Quand on essaie de dégager son poignet, on va forcer l'autre à mettre ses articulations dans une position qui n’est pas confortable et qui va le forcer à lâcher prise. Il n’est pas nécessaire d'être très musclée pour cela. Moi-même, je ne suis pas super sportive ! L'effet de surprise fonctionne également bien en autodéfense parce qu’encore aujourd'hui, les stéréotypes font qu’on s'attend rarement à ce qu'une femme se défende. Donc on joue aussi sur cet effet de surprise contre l'agresseur.
Y a-t-il des éléments d’autodéfense spécifiques au monde du travail ?

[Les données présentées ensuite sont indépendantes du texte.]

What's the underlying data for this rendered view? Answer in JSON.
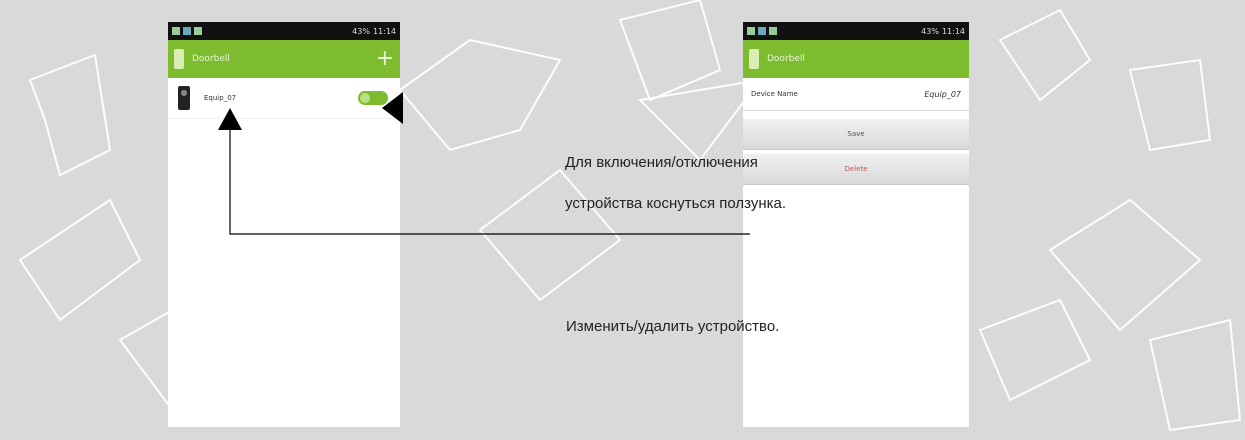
{
  "left_phone": {
    "status_time": "11:14",
    "status_battery": "43%",
    "header_title": "Doorbell",
    "add_symbol": "+",
    "device_name": "Equip_07",
    "toggle_on": true
  },
  "right_phone": {
    "status_time": "11:14",
    "status_battery": "43%",
    "header_title": "Doorbell",
    "field_label": "Device Name",
    "field_value": "Equip_07",
    "button_1": "Save",
    "button_2": "Delete"
  },
  "annotations": {
    "toggle_hint_line1": "Для включения/отключения",
    "toggle_hint_line2": "устройства коснуться ползунка.",
    "edit_hint": "Изменить/удалить устройство."
  },
  "colors": {
    "accent_green": "#7cbc2e",
    "background": "#d9d9d9"
  }
}
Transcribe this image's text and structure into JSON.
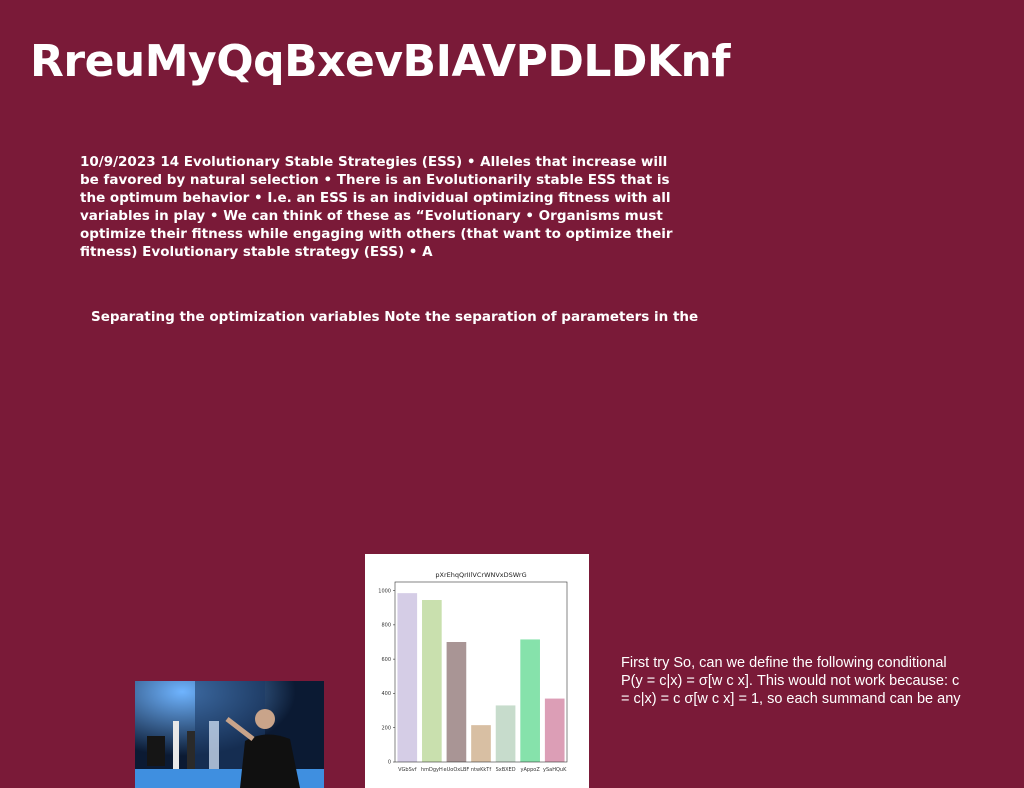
{
  "slide": {
    "title": "RreuMyQqBxevBIAVPDLDKnf",
    "paragraph1": "10/9/2023 14 Evolutionary Stable Strategies (ESS) • Alleles that increase will be favored by natural selection • There is an Evolutionarily stable ESS that is the optimum behavior • I.e. an ESS is an individual optimizing fitness with all variables in play • We can think of these as “Evolutionary • Organisms must optimize their fitness while engaging with others (that want to optimize their fitness) Evolutionary stable strategy (ESS) • A",
    "paragraph2": "Separating the optimization variables Note the separation of parameters in the",
    "paragraph3_line1": "First try So, can we define the following conditional",
    "paragraph3_line2": "P(y = c|x) = σ[w  c x]. This would not work because:  c",
    "paragraph3_line3": "= c|x) =  c σ[w  c x] = 1, so each summand can be any",
    "background_color": "#7a1a38"
  },
  "photo": {
    "description_icon": "person-pouring-drink-photo"
  },
  "chart_data": {
    "type": "bar",
    "title": "pXrEhqQrIIlVCrWNVxDSWrG",
    "categories": [
      "VGbSvf",
      "hmDgyH",
      "eUoOxLBF",
      "ntwKkTf",
      "SxBXED",
      "yAppoZ",
      "ySaHQuK"
    ],
    "values": [
      985,
      945,
      700,
      215,
      330,
      715,
      370
    ],
    "colors": [
      "#d5cde6",
      "#c9e0ae",
      "#a99595",
      "#d8bfa3",
      "#c7dccc",
      "#86e2ab",
      "#dc9eb6"
    ],
    "ylim": [
      0,
      1050
    ],
    "yticks": [
      0,
      200,
      400,
      600,
      800,
      1000
    ],
    "xlabel": "",
    "ylabel": ""
  }
}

Les mêmes choses peuvent s’appliquer un peu partout, mais les ateliers s'orienteront plutôt sur des situations potentiellement plus courantes dans le monde du travail. Par exemple, l’accent ne sera pas mis sur la personne qui nous attaque par derrière et nous plaque au sol, car dans un contexte professionnel, c'est assez peu probable. On va mettre l'accent sur des situations plus simples : un collègue ou un patient qui nous attrape le bras, l'épaule, etc. Nous adaptons également la formation aux cas réels amenés par les participantes. Les jeux de rôles se basent aussi sur des situations qui leur ont posé problème. Cela peut être quelque chose qui leur est arrivé et qu’elles ont envie de partager ou une situation vécue par une collègue, une amie. On réfléchit ensuite ensemble à des pistes de solutions, pistes qui peuvent d’ailleurs être différentes pour chacune en fonction de ses limites.

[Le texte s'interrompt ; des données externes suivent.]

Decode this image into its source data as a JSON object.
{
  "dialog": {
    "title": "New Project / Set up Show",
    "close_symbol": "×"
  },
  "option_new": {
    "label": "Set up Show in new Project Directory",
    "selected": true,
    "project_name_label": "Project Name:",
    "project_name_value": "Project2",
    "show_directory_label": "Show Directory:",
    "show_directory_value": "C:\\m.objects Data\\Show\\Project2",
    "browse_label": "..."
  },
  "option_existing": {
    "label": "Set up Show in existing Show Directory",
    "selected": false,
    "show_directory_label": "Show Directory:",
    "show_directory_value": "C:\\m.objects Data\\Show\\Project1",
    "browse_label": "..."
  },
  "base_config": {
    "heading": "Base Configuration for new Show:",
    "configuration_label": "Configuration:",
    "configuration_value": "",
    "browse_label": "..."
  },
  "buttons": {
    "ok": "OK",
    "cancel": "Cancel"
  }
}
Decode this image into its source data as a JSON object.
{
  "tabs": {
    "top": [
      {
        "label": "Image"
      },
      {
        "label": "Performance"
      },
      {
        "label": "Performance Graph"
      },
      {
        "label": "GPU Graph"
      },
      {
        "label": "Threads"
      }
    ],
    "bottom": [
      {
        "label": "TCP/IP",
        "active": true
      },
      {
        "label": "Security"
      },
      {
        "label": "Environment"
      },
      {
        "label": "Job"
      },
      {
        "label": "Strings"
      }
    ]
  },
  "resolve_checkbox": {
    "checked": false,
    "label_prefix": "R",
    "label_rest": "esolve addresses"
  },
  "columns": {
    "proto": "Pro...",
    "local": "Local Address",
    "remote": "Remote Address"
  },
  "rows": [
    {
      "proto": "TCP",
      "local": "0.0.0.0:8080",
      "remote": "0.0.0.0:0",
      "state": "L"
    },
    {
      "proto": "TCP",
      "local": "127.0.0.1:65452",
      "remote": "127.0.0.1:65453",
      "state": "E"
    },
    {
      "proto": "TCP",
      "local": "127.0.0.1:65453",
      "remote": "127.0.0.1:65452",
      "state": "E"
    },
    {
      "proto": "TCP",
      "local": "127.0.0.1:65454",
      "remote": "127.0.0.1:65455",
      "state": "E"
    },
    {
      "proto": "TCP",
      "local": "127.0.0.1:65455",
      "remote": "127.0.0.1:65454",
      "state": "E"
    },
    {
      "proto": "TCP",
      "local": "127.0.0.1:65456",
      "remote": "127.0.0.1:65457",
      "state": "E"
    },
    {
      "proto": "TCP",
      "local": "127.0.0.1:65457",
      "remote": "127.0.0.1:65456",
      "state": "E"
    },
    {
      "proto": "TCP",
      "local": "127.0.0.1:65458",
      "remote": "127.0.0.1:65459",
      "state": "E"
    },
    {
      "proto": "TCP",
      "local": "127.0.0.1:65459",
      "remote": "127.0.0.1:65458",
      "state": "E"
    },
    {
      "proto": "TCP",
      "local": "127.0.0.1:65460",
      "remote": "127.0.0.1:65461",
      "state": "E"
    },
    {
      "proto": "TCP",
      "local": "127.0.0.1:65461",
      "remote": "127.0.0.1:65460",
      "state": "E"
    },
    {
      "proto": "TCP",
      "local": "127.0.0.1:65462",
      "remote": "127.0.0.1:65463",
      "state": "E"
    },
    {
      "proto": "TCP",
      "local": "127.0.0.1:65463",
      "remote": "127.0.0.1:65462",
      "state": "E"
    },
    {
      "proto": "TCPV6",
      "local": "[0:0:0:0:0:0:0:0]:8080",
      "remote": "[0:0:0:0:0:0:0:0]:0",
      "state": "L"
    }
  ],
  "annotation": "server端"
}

Les hommes sont également bienvenus dans les ateliers proposés au RHNe. Dans la pratique, est-ce qu’ils sont nombreux à participer à vos cours ?

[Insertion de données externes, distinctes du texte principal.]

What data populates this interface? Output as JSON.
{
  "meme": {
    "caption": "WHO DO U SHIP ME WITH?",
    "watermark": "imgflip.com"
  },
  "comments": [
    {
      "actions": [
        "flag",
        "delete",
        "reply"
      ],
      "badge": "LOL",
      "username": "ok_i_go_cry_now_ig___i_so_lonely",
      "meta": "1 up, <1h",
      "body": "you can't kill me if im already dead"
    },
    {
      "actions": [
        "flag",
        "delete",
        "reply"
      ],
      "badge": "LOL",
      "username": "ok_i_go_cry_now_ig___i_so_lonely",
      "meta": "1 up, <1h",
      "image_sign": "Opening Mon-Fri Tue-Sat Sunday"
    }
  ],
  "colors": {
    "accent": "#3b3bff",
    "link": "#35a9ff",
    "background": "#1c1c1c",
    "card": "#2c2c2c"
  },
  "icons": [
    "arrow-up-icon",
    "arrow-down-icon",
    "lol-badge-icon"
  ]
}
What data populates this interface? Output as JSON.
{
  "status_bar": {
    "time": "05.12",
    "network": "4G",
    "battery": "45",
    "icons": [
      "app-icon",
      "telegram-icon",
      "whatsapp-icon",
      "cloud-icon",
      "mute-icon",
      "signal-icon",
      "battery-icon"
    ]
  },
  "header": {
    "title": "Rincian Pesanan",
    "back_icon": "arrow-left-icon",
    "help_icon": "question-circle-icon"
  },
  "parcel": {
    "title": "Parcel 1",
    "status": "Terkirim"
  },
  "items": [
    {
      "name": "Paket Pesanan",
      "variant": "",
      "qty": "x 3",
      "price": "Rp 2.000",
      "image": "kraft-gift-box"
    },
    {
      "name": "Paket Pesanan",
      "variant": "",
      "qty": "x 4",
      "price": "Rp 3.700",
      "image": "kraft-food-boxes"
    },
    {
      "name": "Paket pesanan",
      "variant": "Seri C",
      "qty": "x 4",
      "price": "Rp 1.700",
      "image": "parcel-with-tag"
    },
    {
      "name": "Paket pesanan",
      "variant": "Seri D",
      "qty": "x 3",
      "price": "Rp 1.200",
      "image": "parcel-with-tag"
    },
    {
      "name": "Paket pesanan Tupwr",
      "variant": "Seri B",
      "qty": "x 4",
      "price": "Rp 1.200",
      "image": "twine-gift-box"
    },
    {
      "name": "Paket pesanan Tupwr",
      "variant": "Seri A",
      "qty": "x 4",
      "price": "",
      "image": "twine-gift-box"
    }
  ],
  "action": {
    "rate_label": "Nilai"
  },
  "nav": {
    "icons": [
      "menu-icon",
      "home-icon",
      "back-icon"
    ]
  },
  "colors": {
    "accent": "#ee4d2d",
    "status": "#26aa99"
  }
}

Mes cours ne sont pas systématiquement ouverts aux hommes parce qu’il y a une grande partie du travail consacré aux stéréotypes sur les femmes qui seraient incapables de se défendre. Mais il m’arrive de proposer des cours mixtes et la formation se déroule toujours très bien. Les hommes sont peu nombreux à participer. Ceux que j’ai rencontrés durant mes cours étaient vraiment dans une démarche de recherche de conseils face à des situations où, eux aussi, peuvent se sentir démunis. Certains avaient été victimes ou témoins d’une agression, d’autres cherchaient à comprendre ce qu’ils pouvaient faire lorsqu’ils étaient témoins de comportements dépassant les limites de femmes avec lesquelles ils se trouvent.